Van Zandt began the evening with an introduction to Dion, who, he said, created the Italian-American New York/New Jersey attitude. "And where would Rock & Roll be without that?" he asked, grinning. The two first met when Steven, a hired hand with the Dovells at the time, came to Vegas on the oldies circuit, where Dion was playing in 1973. The theatre manager took Van Zandt on a tour and they came upon Dion noodling around on the guitar, by himself, playing a Robert Johnson tune. Thus began a long friendship.

DiMucci grew up in the Bronx, where he first heard Hank Williams and thrilled to country music and blues, as well as doo wop. Talking about those early days, the excitement in his voice last night was palpable -- as fresh as if it were just yesterday he first heard those songs. Dion, as so many others, tried to imitate what he heard on the radio, and music became a lifeline to get out of the neighborhood. "A lot of guys didn't make it out of the neighborhood," he said. "But I found music and it was a bit of salvation for me."

In 1957 he got together with three neighborhood friends to form Dion and the Belmonts. Dion still remembers the exact moment they first did "I Wonder Why" (their first hit) in his house; how great it sounded; the four-part harmonies. For a few years they had a steady string of hits and Dion was the first rock and roll artist signed to Columbia Records. They landed a place on the Winter Dance Party tour with Buddy Holly, Ritchie Valens, and the Big Bopper. Holly, at the time, was just 22 years old and on top of the world -- tremendously successful in the brand new genre of rock and roll music.

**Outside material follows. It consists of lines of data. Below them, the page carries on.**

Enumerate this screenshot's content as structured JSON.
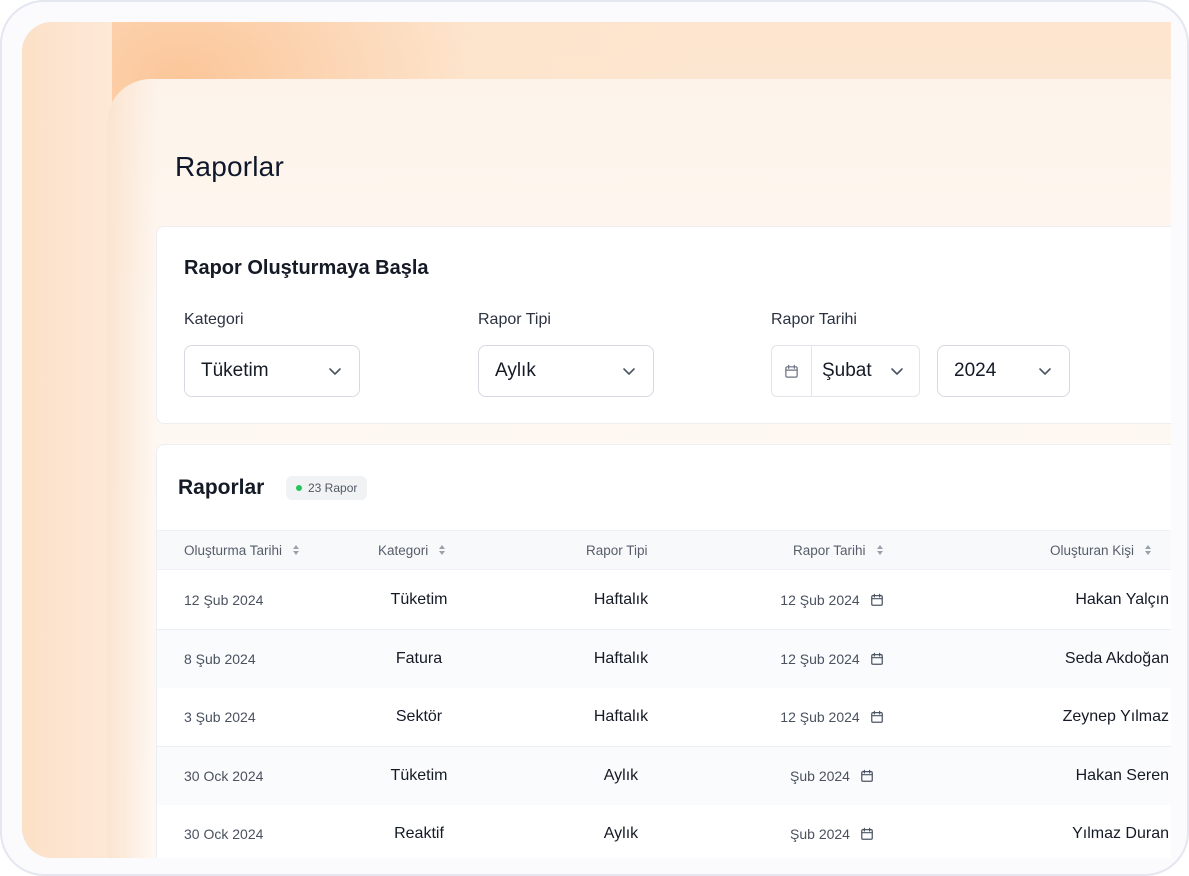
{
  "page": {
    "title": "Raporlar"
  },
  "filters": {
    "title": "Rapor Oluşturmaya Başla",
    "category": {
      "label": "Kategori",
      "value": "Tüketim"
    },
    "report_type": {
      "label": "Rapor Tipi",
      "value": "Aylık"
    },
    "report_date": {
      "label": "Rapor Tarihi",
      "month": "Şubat",
      "year": "2024"
    }
  },
  "table": {
    "title": "Raporlar",
    "badge": "23 Rapor",
    "columns": [
      "Oluşturma Tarihi",
      "Kategori",
      "Rapor Tipi",
      "Rapor Tarihi",
      "Oluşturan Kişi"
    ],
    "rows": [
      {
        "created": "12 Şub 2024",
        "category": "Tüketim",
        "type": "Haftalık",
        "report_date": "12 Şub 2024",
        "creator": "Hakan Yalçın"
      },
      {
        "created": "8 Şub 2024",
        "category": "Fatura",
        "type": "Haftalık",
        "report_date": "12 Şub 2024",
        "creator": "Seda Akdoğan"
      },
      {
        "created": "3 Şub 2024",
        "category": "Sektör",
        "type": "Haftalık",
        "report_date": "12 Şub 2024",
        "creator": "Zeynep Yılmaz"
      },
      {
        "created": "30 Ock 2024",
        "category": "Tüketim",
        "type": "Aylık",
        "report_date": "Şub 2024",
        "creator": "Hakan Seren"
      },
      {
        "created": "30 Ock 2024",
        "category": "Reaktif",
        "type": "Aylık",
        "report_date": "Şub 2024",
        "creator": "Yılmaz Duran"
      }
    ]
  },
  "colors": {
    "badge_dot": "#22c55e",
    "accent_bg": "#fde5cf"
  }
}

Dion was very nearly one of the passengers on the small plane that crashed with Buddy Holly, Valens, and the Big Bopper aboard from Clear Lake, Iowa in February 1959. They had to share the cost of chartering the plane and when DiMucci (aged 19 at the time) found that his share was $36, he opted out. That was the exact amount his parents paid for rent every month. He just could not spend that kind of money on a plane flight, even one that cut down many hours of traveling icy roads in a bus to a two-hour airplane ride. The rest, of course, is history. No one survived the crash.

This and other amazing stories poured out of Dion on Sunday, he calls himself quite accurately the "Forrest Gump" of rock and roll. The conversation was punctuated every so often by a verse or two or three from either one of his own songs or a song beloved by him. He left the Belmonts as he wasn't interested in the direction they were going, left Columbia Records, went into a folk-rock period, hung out in the Village with denizens like John Sebastian, Sonny Terry and Brownie McGee. There was a very dark time, with drugs, that his wife was instrumental in bringing him through to the other side. There was "Abraham, Martin and John" in 1968.

Over the years, many people -- including John Hammond in 1961 -- told Dion he had a "flair" for the blues and should pursue recording in this genre. But t wasn't until years later that he took their advice. His new album, out this week, is Tank Full of Blues. "When I found music -- it was like a handle to life to me," he told the rapt audience at 92Y. The evening ended with Dion performing a song from the new album called "Holly Brown" accompanied by Van Zandt on guitar.